}

Friday, August 23, 2013

Snap assumptions

“Why do most Americans drink their coffee black?” My Kiwi co-worker, who’d noticed that I always put milk and two sugars in my coffee, was curious. I probably stared for a moment or two, then said, “As far as I know, they don’t.” She continued, “Then why do they always show them pouring black cups of coffee on American TV shows?” And this was how I first became aware of how people overseas make assumptions about Americans and the USA based on what they see on TV.

I thought for a moment, thinking of a way to explain why American TV shows didn’t have people prepare coffee the way I drank it, and then I said that they do that on TV shows to save time and reduce visual clutter: Having a character grab a pot of coffee and pour a cup takes less time and is less visually distracting than if they went through a ritual of adding sugar and milk. The fact is, however, that I had no idea whether I was right or not—it just popped into my head as a logical explanation based on my assumptions about how Americans prepared their coffee. The reality is, I was making assumptions about all Americans based on my own observations just as my co-worker had been.

We all do this, and accepting our observations or assumptions as fact is probably a universal human thing: We evolved to be able to make quick assessments of others—friend or foe? Ally or enemy?—in order to be able to survive. We kept that primitive behaviour even as civilisation advanced, and it has led not only to wars at the extreme end, but also common prejudice and bigotry (and everything in between).

It’s not easy to avoid making what I’d call Snap Assumptions about society around us or about foreign societies. We assume that because we do a certain thing, all others must, too. For example, I always put the open end of pillowcases facing outward, toward the sides of a bed, because that’s what my mother taught me to do. I assumed all people did that. Then I learned other people do it differently. I gently and neatly scrape margarine onto my knife. Then I learned that others dig and gouge it out.
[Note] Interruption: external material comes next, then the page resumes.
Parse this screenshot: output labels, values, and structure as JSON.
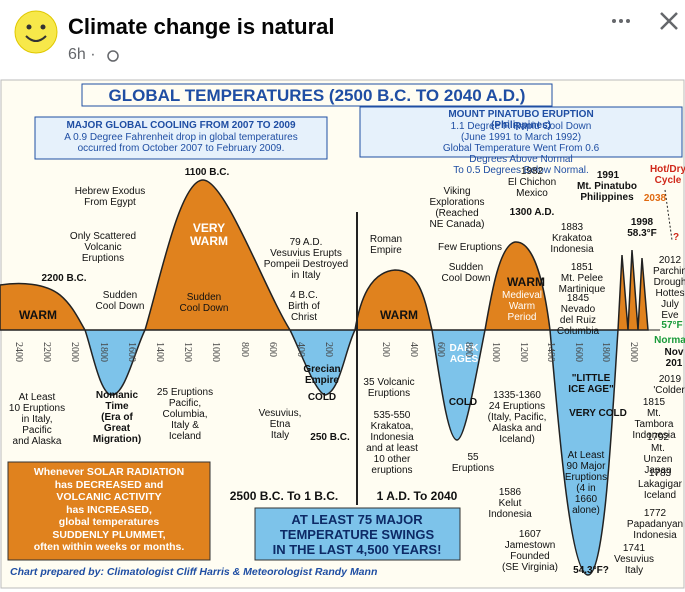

It obviously doesn’t matter which way pillows face or how margarine is removed from the tub, but what about when we make assumptions that DO matter? For example, we constantly hear people declaring that gay couples can’t have a real marriage because they’re not of opposite genders, so, therefore, they can’t possibly love each other, not really. That’s as silly and stupid as assuming beds must be made, or margarine removed, a certain way because it’s the way we do it. The fact and reality here is simple: We cannot assume that we know or understand other people, what they think, what they feel or what’s in their hearts, based solely on ourselves or what we see on TV.
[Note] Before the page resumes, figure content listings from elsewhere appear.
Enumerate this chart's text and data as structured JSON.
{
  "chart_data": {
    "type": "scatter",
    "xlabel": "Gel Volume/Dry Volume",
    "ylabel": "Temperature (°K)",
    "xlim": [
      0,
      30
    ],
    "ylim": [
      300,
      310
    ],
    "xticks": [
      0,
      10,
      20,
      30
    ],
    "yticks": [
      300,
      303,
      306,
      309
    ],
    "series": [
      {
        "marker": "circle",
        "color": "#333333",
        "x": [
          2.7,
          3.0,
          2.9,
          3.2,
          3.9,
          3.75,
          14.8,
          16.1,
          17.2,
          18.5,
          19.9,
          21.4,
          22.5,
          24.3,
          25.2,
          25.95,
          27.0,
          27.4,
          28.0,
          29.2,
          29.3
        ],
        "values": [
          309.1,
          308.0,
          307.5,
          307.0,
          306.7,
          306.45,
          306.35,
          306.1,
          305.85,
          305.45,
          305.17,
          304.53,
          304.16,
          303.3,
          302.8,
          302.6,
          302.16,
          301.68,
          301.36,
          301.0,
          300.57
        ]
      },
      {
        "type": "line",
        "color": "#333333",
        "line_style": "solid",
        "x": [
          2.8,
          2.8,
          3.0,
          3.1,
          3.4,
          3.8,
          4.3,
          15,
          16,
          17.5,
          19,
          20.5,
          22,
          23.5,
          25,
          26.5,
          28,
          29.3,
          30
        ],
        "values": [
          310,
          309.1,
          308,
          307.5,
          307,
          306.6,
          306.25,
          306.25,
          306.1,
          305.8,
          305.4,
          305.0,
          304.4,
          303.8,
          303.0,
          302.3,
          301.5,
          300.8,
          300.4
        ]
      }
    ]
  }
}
So, when people make assumptions about gay couples’ relationships, or about transgender people, or about young people, or about people of a different race or religion, all such assumptions are almost always as worthless as ones about how a bed should be made, or that all Americans drink their coffee black. Instead, maybe we should find out from them what their reality is.

Understanding—real understanding—is hard work. We have to put aside our silly assumptions and look for the truth our assumptions are obscuring. I can’t help thinking this world would be a better and safer place if we stopped making snap assumptions.
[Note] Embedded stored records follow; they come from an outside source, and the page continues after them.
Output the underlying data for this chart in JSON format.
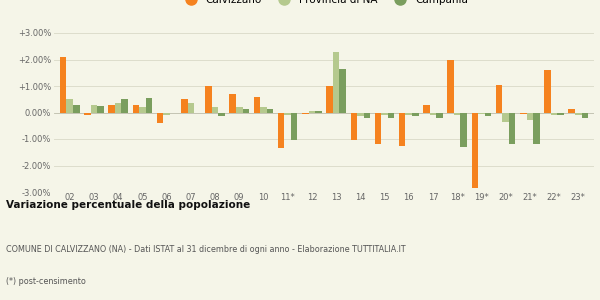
{
  "years": [
    "02",
    "03",
    "04",
    "05",
    "06",
    "07",
    "08",
    "09",
    "10",
    "11*",
    "12",
    "13",
    "14",
    "15",
    "16",
    "17",
    "18*",
    "19*",
    "20*",
    "21*",
    "22*",
    "23*"
  ],
  "calvizzano": [
    2.1,
    -0.1,
    0.3,
    0.3,
    -0.4,
    0.5,
    1.0,
    0.7,
    0.6,
    -1.35,
    -0.05,
    1.0,
    -1.05,
    -1.2,
    -1.25,
    0.3,
    2.0,
    -2.85,
    1.05,
    -0.05,
    1.6,
    0.15
  ],
  "provincia_na": [
    0.5,
    0.3,
    0.35,
    0.2,
    -0.1,
    0.35,
    0.2,
    0.2,
    0.2,
    -0.1,
    0.05,
    2.3,
    -0.15,
    -0.1,
    -0.1,
    -0.1,
    -0.1,
    -0.05,
    -0.35,
    -0.3,
    -0.1,
    -0.1
  ],
  "campania": [
    0.3,
    0.25,
    0.5,
    0.55,
    0.0,
    0.0,
    -0.15,
    0.15,
    0.15,
    -1.05,
    0.05,
    1.65,
    -0.2,
    -0.2,
    -0.15,
    -0.2,
    -1.3,
    -0.15,
    -1.2,
    -1.2,
    -0.1,
    -0.2
  ],
  "color_calvizzano": "#f5821f",
  "color_provincia": "#b5c98e",
  "color_campania": "#7a9e5e",
  "title_bold": "Variazione percentuale della popolazione",
  "subtitle": "COMUNE DI CALVIZZANO (NA) - Dati ISTAT al 31 dicembre di ogni anno - Elaborazione TUTTITALIA.IT",
  "footnote": "(*) post-censimento",
  "ylim_min": -3.0,
  "ylim_max": 3.0,
  "yticks": [
    -3.0,
    -2.0,
    -1.0,
    0.0,
    1.0,
    2.0,
    3.0
  ],
  "background_color": "#f5f5e8",
  "grid_color": "#ddddcc"
}
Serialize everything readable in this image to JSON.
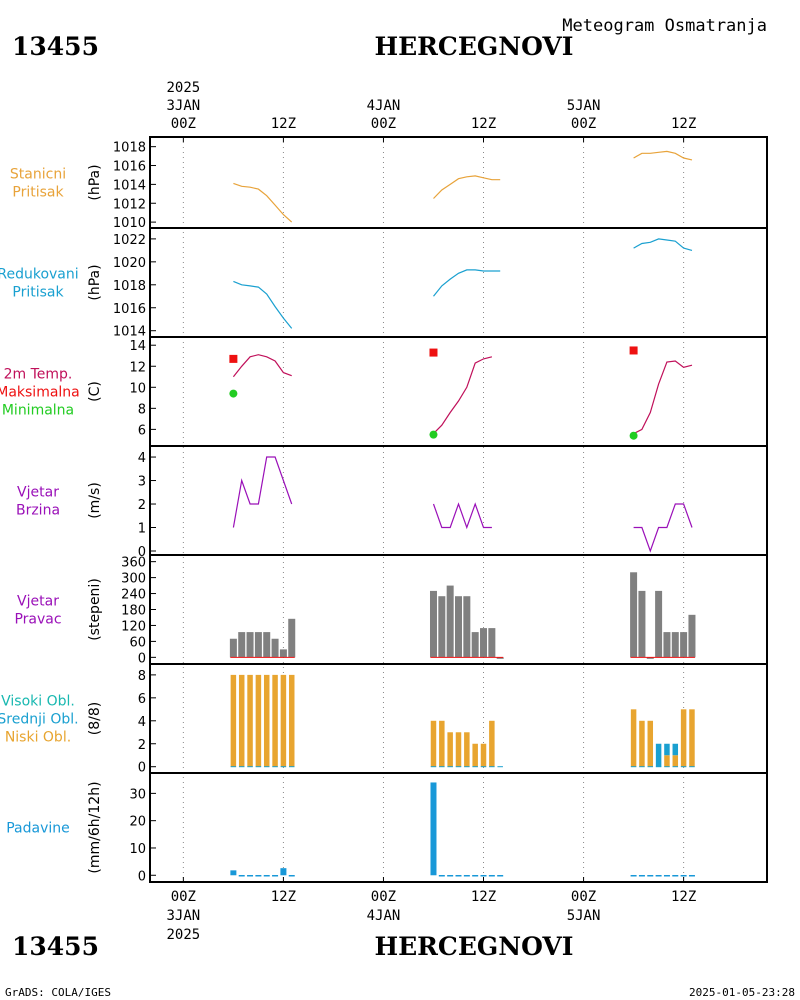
{
  "header": {
    "station_id": "13455",
    "station_name": "HERCEGNOVI",
    "product": "Meteogram Osmatranja"
  },
  "footer": {
    "credit": "GrADS: COLA/IGES",
    "timestamp": "2025-01-05-23:28"
  },
  "time_axis": {
    "year": "2025",
    "ticks": [
      {
        "hour": 0,
        "label": "00Z",
        "day": "3JAN",
        "year": "2025"
      },
      {
        "hour": 12,
        "label": "12Z"
      },
      {
        "hour": 24,
        "label": "00Z",
        "day": "4JAN"
      },
      {
        "hour": 36,
        "label": "12Z"
      },
      {
        "hour": 48,
        "label": "00Z",
        "day": "5JAN"
      },
      {
        "hour": 60,
        "label": "12Z"
      }
    ]
  },
  "colors": {
    "station_pressure": "#e8a33a",
    "reduced_pressure": "#1aa0d0",
    "temperature": "#c0105a",
    "tmax": "#ee1111",
    "tmin": "#22cc22",
    "wind": "#9a10b8",
    "wind_dir_bar": "#808080",
    "low_cloud": "#e8a530",
    "mid_cloud": "#1aa0d0",
    "high_cloud": "#18b8b0",
    "precip": "#1898d8"
  },
  "chart_data": [
    {
      "id": "station_pressure",
      "type": "line",
      "title": [
        "Stanicni",
        "Pritisak"
      ],
      "title_colors": [
        "#e8a33a",
        "#e8a33a"
      ],
      "ylabel": "(hPa)",
      "ylim": [
        1009.8,
        1018.6
      ],
      "yticks": [
        1010,
        1012,
        1014,
        1016,
        1018
      ],
      "series": [
        {
          "color": "#e8a33a",
          "segments": [
            [
              [
                6,
                1014.1
              ],
              [
                7,
                1013.8
              ],
              [
                8,
                1013.7
              ],
              [
                9,
                1013.5
              ],
              [
                10,
                1012.8
              ],
              [
                11,
                1011.8
              ],
              [
                12,
                1010.8
              ],
              [
                13,
                1010.0
              ]
            ],
            [
              [
                30,
                1012.5
              ],
              [
                31,
                1013.4
              ],
              [
                32,
                1014.0
              ],
              [
                33,
                1014.6
              ],
              [
                34,
                1014.8
              ],
              [
                35,
                1014.9
              ],
              [
                36,
                1014.7
              ],
              [
                37,
                1014.5
              ],
              [
                38,
                1014.5
              ]
            ],
            [
              [
                54,
                1016.8
              ],
              [
                55,
                1017.3
              ],
              [
                56,
                1017.3
              ],
              [
                57,
                1017.4
              ],
              [
                58,
                1017.5
              ],
              [
                59,
                1017.3
              ],
              [
                60,
                1016.8
              ],
              [
                61,
                1016.6
              ]
            ]
          ]
        }
      ]
    },
    {
      "id": "reduced_pressure",
      "type": "line",
      "title": [
        "Redukovani",
        "Pritisak"
      ],
      "title_colors": [
        "#1aa0d0",
        "#1aa0d0"
      ],
      "ylabel": "(hPa)",
      "ylim": [
        1013.8,
        1022.6
      ],
      "yticks": [
        1014,
        1016,
        1018,
        1020,
        1022
      ],
      "series": [
        {
          "color": "#1aa0d0",
          "segments": [
            [
              [
                6,
                1018.3
              ],
              [
                7,
                1018.0
              ],
              [
                8,
                1017.9
              ],
              [
                9,
                1017.8
              ],
              [
                10,
                1017.2
              ],
              [
                11,
                1016.1
              ],
              [
                12,
                1015.1
              ],
              [
                13,
                1014.2
              ]
            ],
            [
              [
                30,
                1017.0
              ],
              [
                31,
                1017.9
              ],
              [
                32,
                1018.5
              ],
              [
                33,
                1019.0
              ],
              [
                34,
                1019.3
              ],
              [
                35,
                1019.3
              ],
              [
                36,
                1019.2
              ],
              [
                37,
                1019.2
              ],
              [
                38,
                1019.2
              ]
            ],
            [
              [
                54,
                1021.2
              ],
              [
                55,
                1021.6
              ],
              [
                56,
                1021.7
              ],
              [
                57,
                1022.0
              ],
              [
                58,
                1021.9
              ],
              [
                59,
                1021.8
              ],
              [
                60,
                1021.2
              ],
              [
                61,
                1021.0
              ]
            ]
          ]
        }
      ]
    },
    {
      "id": "temperature",
      "type": "line",
      "title": [
        "2m Temp.",
        "Maksimalna",
        "Minimalna"
      ],
      "title_colors": [
        "#c0105a",
        "#ee1111",
        "#22cc22"
      ],
      "ylabel": "(C)",
      "ylim": [
        4.8,
        14.4
      ],
      "yticks": [
        6,
        8,
        10,
        12,
        14
      ],
      "series": [
        {
          "name": "2m Temp.",
          "color": "#c0105a",
          "segments": [
            [
              [
                6,
                11.0
              ],
              [
                7,
                12.0
              ],
              [
                8,
                12.9
              ],
              [
                9,
                13.1
              ],
              [
                10,
                12.9
              ],
              [
                11,
                12.5
              ],
              [
                12,
                11.4
              ],
              [
                13,
                11.1
              ]
            ],
            [
              [
                30,
                5.6
              ],
              [
                31,
                6.4
              ],
              [
                32,
                7.6
              ],
              [
                33,
                8.7
              ],
              [
                34,
                10.0
              ],
              [
                35,
                12.3
              ],
              [
                36,
                12.7
              ],
              [
                37,
                12.9
              ]
            ],
            [
              [
                54,
                5.6
              ],
              [
                55,
                6.0
              ],
              [
                56,
                7.6
              ],
              [
                57,
                10.3
              ],
              [
                58,
                12.4
              ],
              [
                59,
                12.5
              ],
              [
                60,
                11.9
              ],
              [
                61,
                12.1
              ]
            ]
          ]
        }
      ],
      "markers": [
        {
          "name": "Maksimalna",
          "shape": "square",
          "color": "#ee1111",
          "points": [
            [
              6,
              12.7
            ],
            [
              30,
              13.3
            ],
            [
              54,
              13.5
            ]
          ]
        },
        {
          "name": "Minimalna",
          "shape": "circle",
          "color": "#22cc22",
          "points": [
            [
              6,
              9.4
            ],
            [
              30,
              5.5
            ],
            [
              54,
              5.4
            ]
          ]
        }
      ]
    },
    {
      "id": "wind_speed",
      "type": "line",
      "title": [
        "Vjetar",
        "Brzina"
      ],
      "title_colors": [
        "#9a10b8",
        "#9a10b8"
      ],
      "ylabel": "(m/s)",
      "ylim": [
        0,
        4.3
      ],
      "yticks": [
        0,
        1,
        2,
        3,
        4
      ],
      "series": [
        {
          "color": "#9a10b8",
          "segments": [
            [
              [
                6,
                1
              ],
              [
                7,
                3
              ],
              [
                8,
                2
              ],
              [
                9,
                2
              ],
              [
                10,
                4
              ],
              [
                11,
                4
              ],
              [
                12,
                3
              ],
              [
                13,
                2
              ]
            ],
            [
              [
                30,
                2
              ],
              [
                31,
                1
              ],
              [
                32,
                1
              ],
              [
                33,
                2
              ],
              [
                34,
                1
              ],
              [
                35,
                2
              ],
              [
                36,
                1
              ],
              [
                37,
                1
              ]
            ],
            [
              [
                54,
                1
              ],
              [
                55,
                1
              ],
              [
                56,
                0
              ],
              [
                57,
                1
              ],
              [
                58,
                1
              ],
              [
                59,
                2
              ],
              [
                60,
                2
              ],
              [
                61,
                1
              ]
            ]
          ]
        }
      ]
    },
    {
      "id": "wind_direction",
      "type": "bar",
      "title": [
        "Vjetar",
        "Pravac"
      ],
      "title_colors": [
        "#9a10b8",
        "#9a10b8"
      ],
      "ylabel": "(stepeni)",
      "ylim": [
        -10,
        370
      ],
      "yticks": [
        0,
        60,
        120,
        180,
        240,
        300,
        360
      ],
      "x": [
        6,
        7,
        8,
        9,
        10,
        11,
        12,
        13,
        30,
        31,
        32,
        33,
        34,
        35,
        36,
        37,
        38,
        54,
        55,
        56,
        57,
        58,
        59,
        60,
        61
      ],
      "values": [
        70,
        95,
        95,
        95,
        95,
        70,
        30,
        145,
        250,
        230,
        270,
        230,
        230,
        95,
        110,
        110,
        0,
        320,
        250,
        0,
        250,
        95,
        95,
        95,
        160
      ],
      "color": "#808080",
      "baseline_color": "#ee1111"
    },
    {
      "id": "clouds",
      "type": "bar",
      "title": [
        "Visoki Obl.",
        "Srednji Obl.",
        "Niski Obl."
      ],
      "title_colors": [
        "#18b8b0",
        "#1aa0d0",
        "#e8a530"
      ],
      "ylabel": "(8/8)",
      "ylim": [
        -0.2,
        8.6
      ],
      "yticks": [
        0,
        2,
        4,
        6,
        8
      ],
      "x": [
        6,
        7,
        8,
        9,
        10,
        11,
        12,
        13,
        30,
        31,
        32,
        33,
        34,
        35,
        36,
        37,
        38,
        54,
        55,
        56,
        57,
        58,
        59,
        60,
        61
      ],
      "series": [
        {
          "name": "Niski Obl.",
          "color": "#e8a530",
          "values": [
            8,
            8,
            8,
            8,
            8,
            8,
            8,
            8,
            4,
            4,
            3,
            3,
            3,
            2,
            2,
            4,
            0,
            5,
            4,
            4,
            0,
            1,
            1,
            5,
            5
          ]
        },
        {
          "name": "Srednji Obl.",
          "color": "#1aa0d0",
          "values": [
            0,
            0,
            0,
            0,
            0,
            0,
            0,
            0,
            0,
            0,
            0,
            0,
            0,
            0,
            0,
            0,
            0,
            0,
            0,
            0,
            2,
            1,
            1,
            0,
            0
          ]
        },
        {
          "name": "Visoki Obl.",
          "color": "#18b8b0",
          "values": [
            0,
            0,
            0,
            0,
            0,
            0,
            0,
            0,
            0,
            0,
            0,
            0,
            0,
            0,
            0,
            0,
            0,
            0,
            0,
            0,
            0,
            0,
            0,
            0,
            0
          ]
        }
      ]
    },
    {
      "id": "precipitation",
      "type": "bar",
      "title": [
        "Padavine"
      ],
      "title_colors": [
        "#1898d8"
      ],
      "ylabel": "(mm/6h/12h)",
      "ylim": [
        -1,
        36
      ],
      "yticks": [
        0,
        10,
        20,
        30
      ],
      "x": [
        6,
        7,
        8,
        9,
        10,
        11,
        12,
        13,
        30,
        31,
        32,
        33,
        34,
        35,
        36,
        37,
        38,
        54,
        55,
        56,
        57,
        58,
        59,
        60,
        61
      ],
      "values": [
        1.8,
        0.1,
        0.1,
        0.1,
        0.1,
        0.1,
        2.6,
        0.1,
        34,
        0.1,
        0.1,
        0.1,
        0.1,
        0.1,
        0.1,
        0.1,
        0.1,
        0.1,
        0.1,
        0.1,
        0.1,
        0.1,
        0.1,
        0.1,
        0.1
      ],
      "color": "#1898d8"
    }
  ]
}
Today, I challenged my own assumptions, and those of my former co-worker: According to the National Coffee Association’s 2013 National Coffee Drinking Trends survey, 83% of Americans drink coffee (up 5%), and 63% drink it daily. Other statistics show that only 35% of Americans drink their coffee black, and 65% drink it with cream (milk) and/or sugar.

4 comments:

rogerogreen said...

as someone who doesn't drink coffee at all, still I was surprised by your assumption about coffee. Maybe because I DON'T drink it, I watched a LOT of coffee drinkers' behavior. Black coffee, mostly to wake up or after drinking too much booze, seems to be normative to me.

Arthur (AmeriNZ) said...

The funny thing is, My mother frank black coffee and my dad drank coffee with only sugar. So, it's not like I was modelling their behaviour! On the other hand, when I was newly independent, I'd go to all-night restaurants and my friends all ordered coffee as I drink it—milk and sugar. This was far more influential for me—I suppose there's a blog post in that.

New York Erratic said...

I didn't realize most people liked cream and sugar, but when I think about it every person I regularly have coffee with takes cream and sugar.

Arthur (AmeriNZ) said...

Yep, me too—though a couple don't use sugar.